L’album «San biduuru don» compte 15 chansons chantées en bambara, soninké, fulfuldé, dogon, tamasheq et français : «Faso Maliba» (hymne du Cinquantenaire), chanté par Boubacar Traoré, Baba Salah, Déné Issébéré, Sabou Dorintchi, Paye Camara, Oumou Ba et Dianka Diarra. Le morceau titre de l’album est chanté par Sabou Dorintchi, Papito, Doussou Bagayoko et Penzy. Et il ne faut pas manquer plusieurs interprétations de l’hymne national du Mali dont «A ton appel Mali» par Penzy, «Hymne national du Mali (4e couplet)» et aussi «Hymne national du Mali (1er couplet)», interprété par le chef d’orchestre Sabou Dorintchi. Voici ...
(1er couplet) Mali man’a kan bò. Nyètaa kèlèba don. An bèè b’an cèsiri. Ka lahidu tiime. So, haju, nganiya kelen. Farafinna kelenya. Jugu man’a kun bò. Kònòna o Kènèma. Bèè ka wuli k’i jò. Saya ka fisa malo ye. (Refrain) Farafinna n’an faso Mali. Jònjòn in ko: hòrònya bèrè. Farafinna n’an faso Mali. Kèlè in ko : kelenya kèlè. Un ! Mali tile bè bi. Un ! Mali tile bè sini. Jigiya forow funtira kayira. Denw hakili latigèra pewu pewu.

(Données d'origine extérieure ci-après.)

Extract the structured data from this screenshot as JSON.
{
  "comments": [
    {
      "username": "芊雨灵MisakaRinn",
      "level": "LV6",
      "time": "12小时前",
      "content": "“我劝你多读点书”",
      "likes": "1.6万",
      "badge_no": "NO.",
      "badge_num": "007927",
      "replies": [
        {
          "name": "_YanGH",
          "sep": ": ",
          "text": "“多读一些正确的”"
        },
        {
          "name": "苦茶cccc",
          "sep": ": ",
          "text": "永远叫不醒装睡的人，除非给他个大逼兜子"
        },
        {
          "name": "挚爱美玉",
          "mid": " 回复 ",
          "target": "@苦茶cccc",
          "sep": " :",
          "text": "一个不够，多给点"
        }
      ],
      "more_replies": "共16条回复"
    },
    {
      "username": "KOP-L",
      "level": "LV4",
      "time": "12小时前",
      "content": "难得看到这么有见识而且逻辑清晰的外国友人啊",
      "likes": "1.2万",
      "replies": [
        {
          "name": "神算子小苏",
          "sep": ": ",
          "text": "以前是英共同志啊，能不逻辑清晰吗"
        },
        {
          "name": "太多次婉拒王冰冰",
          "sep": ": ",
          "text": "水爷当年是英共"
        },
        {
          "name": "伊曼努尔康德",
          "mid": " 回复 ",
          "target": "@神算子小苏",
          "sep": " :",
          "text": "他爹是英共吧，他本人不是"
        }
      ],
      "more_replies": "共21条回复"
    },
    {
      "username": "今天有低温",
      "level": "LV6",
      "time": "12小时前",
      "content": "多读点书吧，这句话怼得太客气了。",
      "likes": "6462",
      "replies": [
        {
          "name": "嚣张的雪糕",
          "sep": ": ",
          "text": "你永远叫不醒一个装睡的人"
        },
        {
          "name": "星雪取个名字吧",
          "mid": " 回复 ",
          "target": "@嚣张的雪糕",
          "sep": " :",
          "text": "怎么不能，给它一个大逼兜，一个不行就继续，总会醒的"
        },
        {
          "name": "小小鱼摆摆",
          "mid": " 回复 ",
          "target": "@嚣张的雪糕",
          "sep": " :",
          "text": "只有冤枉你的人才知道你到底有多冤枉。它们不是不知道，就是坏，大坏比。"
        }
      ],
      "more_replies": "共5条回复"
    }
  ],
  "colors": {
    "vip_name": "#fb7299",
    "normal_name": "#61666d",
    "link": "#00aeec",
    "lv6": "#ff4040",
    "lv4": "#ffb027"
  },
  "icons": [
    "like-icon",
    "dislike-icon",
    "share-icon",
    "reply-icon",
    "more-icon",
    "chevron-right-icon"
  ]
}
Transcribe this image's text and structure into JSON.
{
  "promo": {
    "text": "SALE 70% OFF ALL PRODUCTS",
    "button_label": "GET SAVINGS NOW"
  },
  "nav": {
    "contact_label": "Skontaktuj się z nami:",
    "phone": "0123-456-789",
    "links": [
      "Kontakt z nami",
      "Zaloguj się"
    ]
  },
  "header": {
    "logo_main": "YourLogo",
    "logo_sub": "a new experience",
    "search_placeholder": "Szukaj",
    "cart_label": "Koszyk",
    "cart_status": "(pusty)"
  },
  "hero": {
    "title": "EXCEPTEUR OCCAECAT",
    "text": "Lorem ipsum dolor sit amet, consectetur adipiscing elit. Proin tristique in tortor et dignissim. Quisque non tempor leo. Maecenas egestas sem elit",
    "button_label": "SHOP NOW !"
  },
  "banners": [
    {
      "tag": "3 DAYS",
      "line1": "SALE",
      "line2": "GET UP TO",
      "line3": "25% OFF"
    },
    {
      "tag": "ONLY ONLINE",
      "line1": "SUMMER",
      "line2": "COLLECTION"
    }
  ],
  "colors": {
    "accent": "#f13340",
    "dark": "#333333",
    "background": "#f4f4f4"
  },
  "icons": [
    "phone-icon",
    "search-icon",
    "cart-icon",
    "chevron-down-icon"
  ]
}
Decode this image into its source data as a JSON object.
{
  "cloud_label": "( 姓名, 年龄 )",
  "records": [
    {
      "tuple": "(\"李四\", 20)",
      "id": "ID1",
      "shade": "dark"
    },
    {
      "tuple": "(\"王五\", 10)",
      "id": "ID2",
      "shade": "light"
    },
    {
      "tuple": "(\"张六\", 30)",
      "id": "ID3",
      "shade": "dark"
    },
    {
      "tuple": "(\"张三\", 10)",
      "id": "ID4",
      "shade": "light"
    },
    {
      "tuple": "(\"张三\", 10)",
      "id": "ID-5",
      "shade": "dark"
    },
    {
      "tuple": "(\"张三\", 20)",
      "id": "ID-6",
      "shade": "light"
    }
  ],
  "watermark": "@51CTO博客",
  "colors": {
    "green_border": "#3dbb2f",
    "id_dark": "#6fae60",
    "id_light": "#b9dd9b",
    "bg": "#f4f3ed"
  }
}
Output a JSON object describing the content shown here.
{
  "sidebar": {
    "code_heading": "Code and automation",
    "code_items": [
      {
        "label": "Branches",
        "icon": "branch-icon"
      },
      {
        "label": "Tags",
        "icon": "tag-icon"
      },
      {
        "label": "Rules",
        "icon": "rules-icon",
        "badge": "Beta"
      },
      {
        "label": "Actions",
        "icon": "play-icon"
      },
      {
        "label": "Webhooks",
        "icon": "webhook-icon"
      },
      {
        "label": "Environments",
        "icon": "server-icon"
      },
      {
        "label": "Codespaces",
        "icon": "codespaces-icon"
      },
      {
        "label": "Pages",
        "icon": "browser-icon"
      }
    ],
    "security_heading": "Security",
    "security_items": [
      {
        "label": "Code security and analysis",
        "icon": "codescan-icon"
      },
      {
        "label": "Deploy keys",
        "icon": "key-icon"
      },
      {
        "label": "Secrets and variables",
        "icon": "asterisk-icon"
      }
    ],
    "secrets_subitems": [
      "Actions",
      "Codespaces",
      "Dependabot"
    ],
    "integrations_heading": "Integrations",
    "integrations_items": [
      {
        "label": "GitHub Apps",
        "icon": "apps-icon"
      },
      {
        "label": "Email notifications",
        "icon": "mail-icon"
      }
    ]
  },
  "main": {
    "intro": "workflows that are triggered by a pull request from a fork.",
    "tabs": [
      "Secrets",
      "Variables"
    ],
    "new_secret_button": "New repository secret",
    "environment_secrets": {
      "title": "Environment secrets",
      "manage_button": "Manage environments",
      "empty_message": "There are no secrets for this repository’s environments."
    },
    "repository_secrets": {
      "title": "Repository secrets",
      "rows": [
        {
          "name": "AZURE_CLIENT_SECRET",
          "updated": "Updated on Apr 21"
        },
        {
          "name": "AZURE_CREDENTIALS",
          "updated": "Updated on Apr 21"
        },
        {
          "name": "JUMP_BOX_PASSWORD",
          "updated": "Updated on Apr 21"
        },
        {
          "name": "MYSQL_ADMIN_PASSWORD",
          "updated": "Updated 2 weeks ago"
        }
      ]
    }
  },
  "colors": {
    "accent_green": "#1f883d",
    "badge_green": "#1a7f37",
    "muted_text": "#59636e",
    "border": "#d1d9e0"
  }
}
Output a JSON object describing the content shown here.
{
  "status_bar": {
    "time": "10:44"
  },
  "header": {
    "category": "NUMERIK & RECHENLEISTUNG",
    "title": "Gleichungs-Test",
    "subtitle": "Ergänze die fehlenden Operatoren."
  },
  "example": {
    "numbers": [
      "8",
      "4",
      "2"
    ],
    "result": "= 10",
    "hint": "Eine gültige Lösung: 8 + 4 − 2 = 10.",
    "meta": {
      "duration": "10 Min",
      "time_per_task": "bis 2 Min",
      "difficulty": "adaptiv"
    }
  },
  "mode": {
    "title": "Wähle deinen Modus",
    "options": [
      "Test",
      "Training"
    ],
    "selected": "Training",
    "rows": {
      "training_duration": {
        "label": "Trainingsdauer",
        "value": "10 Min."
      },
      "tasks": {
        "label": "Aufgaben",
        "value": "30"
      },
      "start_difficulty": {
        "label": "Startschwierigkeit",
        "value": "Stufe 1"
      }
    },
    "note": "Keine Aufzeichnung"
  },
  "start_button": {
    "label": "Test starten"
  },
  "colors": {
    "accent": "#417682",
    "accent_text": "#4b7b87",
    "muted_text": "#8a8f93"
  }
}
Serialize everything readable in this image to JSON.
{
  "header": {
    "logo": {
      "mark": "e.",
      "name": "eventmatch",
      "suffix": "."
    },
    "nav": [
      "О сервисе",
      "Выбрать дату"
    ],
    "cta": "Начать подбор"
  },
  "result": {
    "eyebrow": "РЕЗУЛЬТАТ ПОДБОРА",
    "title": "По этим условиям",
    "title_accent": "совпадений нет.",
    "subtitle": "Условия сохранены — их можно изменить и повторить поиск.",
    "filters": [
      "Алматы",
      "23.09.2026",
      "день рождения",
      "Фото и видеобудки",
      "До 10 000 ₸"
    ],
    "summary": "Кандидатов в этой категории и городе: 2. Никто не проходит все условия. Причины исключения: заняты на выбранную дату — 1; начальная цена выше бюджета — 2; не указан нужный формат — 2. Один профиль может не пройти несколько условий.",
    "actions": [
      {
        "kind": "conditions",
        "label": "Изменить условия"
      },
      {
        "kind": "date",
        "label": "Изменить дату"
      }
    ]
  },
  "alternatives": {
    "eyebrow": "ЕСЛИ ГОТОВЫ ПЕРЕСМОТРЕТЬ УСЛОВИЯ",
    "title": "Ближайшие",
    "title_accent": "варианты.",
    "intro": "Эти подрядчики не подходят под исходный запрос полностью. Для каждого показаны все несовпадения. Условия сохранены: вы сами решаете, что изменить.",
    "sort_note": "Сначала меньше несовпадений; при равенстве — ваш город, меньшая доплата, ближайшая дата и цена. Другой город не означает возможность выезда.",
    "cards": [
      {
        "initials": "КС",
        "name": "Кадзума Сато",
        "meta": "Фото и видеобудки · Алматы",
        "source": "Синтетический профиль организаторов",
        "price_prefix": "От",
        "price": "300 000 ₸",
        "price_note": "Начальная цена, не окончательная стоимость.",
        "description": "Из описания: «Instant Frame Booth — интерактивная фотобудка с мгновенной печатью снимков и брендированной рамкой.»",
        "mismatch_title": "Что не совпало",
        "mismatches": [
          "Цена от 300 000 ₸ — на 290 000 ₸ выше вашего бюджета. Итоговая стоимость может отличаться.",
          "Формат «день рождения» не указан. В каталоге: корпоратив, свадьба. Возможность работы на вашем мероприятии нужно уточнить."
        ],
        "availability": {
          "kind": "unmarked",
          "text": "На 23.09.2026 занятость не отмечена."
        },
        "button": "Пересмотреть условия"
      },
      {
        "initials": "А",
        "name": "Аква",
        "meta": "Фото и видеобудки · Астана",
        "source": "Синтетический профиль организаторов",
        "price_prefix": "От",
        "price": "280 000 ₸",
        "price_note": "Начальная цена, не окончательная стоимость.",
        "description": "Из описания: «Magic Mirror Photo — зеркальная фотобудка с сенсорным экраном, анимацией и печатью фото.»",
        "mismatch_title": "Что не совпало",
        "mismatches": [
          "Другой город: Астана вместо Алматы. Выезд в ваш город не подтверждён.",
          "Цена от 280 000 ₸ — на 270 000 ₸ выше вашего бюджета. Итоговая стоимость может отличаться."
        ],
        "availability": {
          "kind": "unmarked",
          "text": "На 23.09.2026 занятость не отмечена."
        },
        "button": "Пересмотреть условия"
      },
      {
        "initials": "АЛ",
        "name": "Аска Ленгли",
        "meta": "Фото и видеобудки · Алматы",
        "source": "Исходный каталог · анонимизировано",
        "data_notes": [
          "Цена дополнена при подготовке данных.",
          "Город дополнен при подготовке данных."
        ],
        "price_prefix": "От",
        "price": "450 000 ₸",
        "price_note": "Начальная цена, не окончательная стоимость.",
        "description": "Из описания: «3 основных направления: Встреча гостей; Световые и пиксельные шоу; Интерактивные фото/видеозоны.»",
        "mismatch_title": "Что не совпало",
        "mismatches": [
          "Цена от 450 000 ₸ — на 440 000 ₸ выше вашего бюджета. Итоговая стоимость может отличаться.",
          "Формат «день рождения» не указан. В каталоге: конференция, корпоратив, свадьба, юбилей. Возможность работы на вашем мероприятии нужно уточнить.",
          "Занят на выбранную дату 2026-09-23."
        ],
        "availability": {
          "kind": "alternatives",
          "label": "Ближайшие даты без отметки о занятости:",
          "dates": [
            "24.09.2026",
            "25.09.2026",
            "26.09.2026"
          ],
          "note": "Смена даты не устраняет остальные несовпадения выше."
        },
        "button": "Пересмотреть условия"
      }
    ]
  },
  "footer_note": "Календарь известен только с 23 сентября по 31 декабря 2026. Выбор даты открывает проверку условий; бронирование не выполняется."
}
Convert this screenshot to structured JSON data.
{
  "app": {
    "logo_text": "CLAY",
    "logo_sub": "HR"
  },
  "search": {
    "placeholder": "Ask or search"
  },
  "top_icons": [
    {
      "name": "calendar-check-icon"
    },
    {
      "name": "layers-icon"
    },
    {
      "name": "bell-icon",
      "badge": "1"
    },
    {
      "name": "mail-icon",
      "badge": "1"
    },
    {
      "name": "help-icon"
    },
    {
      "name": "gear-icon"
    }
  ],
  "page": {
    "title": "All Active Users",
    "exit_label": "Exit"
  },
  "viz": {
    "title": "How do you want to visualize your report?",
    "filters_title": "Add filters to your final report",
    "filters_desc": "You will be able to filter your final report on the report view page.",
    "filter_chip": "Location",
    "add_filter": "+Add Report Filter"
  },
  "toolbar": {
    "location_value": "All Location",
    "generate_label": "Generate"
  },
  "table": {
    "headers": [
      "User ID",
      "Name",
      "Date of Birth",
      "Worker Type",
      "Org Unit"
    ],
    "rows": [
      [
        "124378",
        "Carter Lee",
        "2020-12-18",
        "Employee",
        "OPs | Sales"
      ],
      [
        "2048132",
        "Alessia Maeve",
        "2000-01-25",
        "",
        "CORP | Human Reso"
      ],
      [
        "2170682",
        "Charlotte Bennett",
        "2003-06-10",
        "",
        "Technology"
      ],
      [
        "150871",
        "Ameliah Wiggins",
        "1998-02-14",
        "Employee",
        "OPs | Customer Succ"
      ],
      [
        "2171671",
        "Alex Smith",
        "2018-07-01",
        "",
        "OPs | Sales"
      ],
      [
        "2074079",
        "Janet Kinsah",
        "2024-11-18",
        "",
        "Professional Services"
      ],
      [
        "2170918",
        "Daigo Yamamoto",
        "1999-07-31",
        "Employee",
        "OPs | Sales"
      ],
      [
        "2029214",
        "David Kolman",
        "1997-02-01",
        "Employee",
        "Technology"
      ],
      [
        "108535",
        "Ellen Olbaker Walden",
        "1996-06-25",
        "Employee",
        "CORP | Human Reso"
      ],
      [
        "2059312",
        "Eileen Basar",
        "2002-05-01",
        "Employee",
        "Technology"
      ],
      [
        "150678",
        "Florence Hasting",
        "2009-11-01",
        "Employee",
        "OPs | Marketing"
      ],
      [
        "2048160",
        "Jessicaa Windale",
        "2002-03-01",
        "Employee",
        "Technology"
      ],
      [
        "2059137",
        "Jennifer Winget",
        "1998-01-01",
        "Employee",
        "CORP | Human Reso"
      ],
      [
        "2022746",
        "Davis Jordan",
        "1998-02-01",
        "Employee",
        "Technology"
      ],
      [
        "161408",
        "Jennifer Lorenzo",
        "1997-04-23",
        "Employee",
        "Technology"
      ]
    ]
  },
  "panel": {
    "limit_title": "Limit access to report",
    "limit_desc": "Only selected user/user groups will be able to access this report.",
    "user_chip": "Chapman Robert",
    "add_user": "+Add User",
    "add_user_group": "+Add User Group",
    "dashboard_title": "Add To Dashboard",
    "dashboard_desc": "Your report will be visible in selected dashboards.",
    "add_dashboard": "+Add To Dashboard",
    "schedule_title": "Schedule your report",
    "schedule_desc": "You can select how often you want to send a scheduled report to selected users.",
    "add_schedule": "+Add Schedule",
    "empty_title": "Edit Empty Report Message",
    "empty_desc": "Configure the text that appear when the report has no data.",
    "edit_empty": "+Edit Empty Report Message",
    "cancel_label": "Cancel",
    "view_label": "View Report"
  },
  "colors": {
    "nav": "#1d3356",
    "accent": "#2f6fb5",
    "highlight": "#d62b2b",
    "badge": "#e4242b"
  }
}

Les autres titres sont : «Mali y’a yere ta» (Mali a pris sa légitimité) du grand Boubacar Traoré (qui d‘ailleurs incarne comme aucun autre musicien malien ces derniers cinq décennies), «Yereta diyara» (l’Indépendance a fait plaisir) de Sabou Dorintchi, «Cinquantenaire yeelen» (lumière du Cinquantenaire) et «Mali ka di awn ye» (nous aimons le Mali) de Paye Camara. Baba Salah, ex-guitariste d‘Oumou Sangaré, s’occupe de «Mali se» (pouvoir du Mali), Papito célèbre «Maliba Maliba» (Grand Mali), de plus, un des meilleurs titres de l’album est «Joyeux anniversaire Maliba», interprété par Déné Issébéré et Amkoullel, et enfin «Vive Cinquantenaire» de Shambar, «Ne faso te ke tomo ye» (notre pays n’est pas fait de ruines) de Doussou Bagayoko et «Awn kunnawolola» (Nous avons fait la gloire) interprété par Papito, Doussou Bagayoko et Penzy.
Cet album a été bien fait au niveau du timing des chansons, car la plus longue fait 6 minutes 30, alors la plus courte 1 minute 30 secondes. Il est disponible partout au Mali, au prix de 2.000 FCFA, et en Europe (format : MP3) à travers internet (amazon.fr, Itunes, Fnac, ...).
Album : San biduuru don. Binthily Communication. (2010)
VIVE LE MALI !!!
hgb
* litt. "(ce sont) 50 ans" * * Farafinna ye ani e ye, Mali ! veut dire "Pour l’Afrique et pour toi, Mali !" (Farafinna = Afrique, ye = pour, ani = et, e = toi). Sinon, les titres bambara au texte en haut ont été traduits par moi, mis en parenthèses.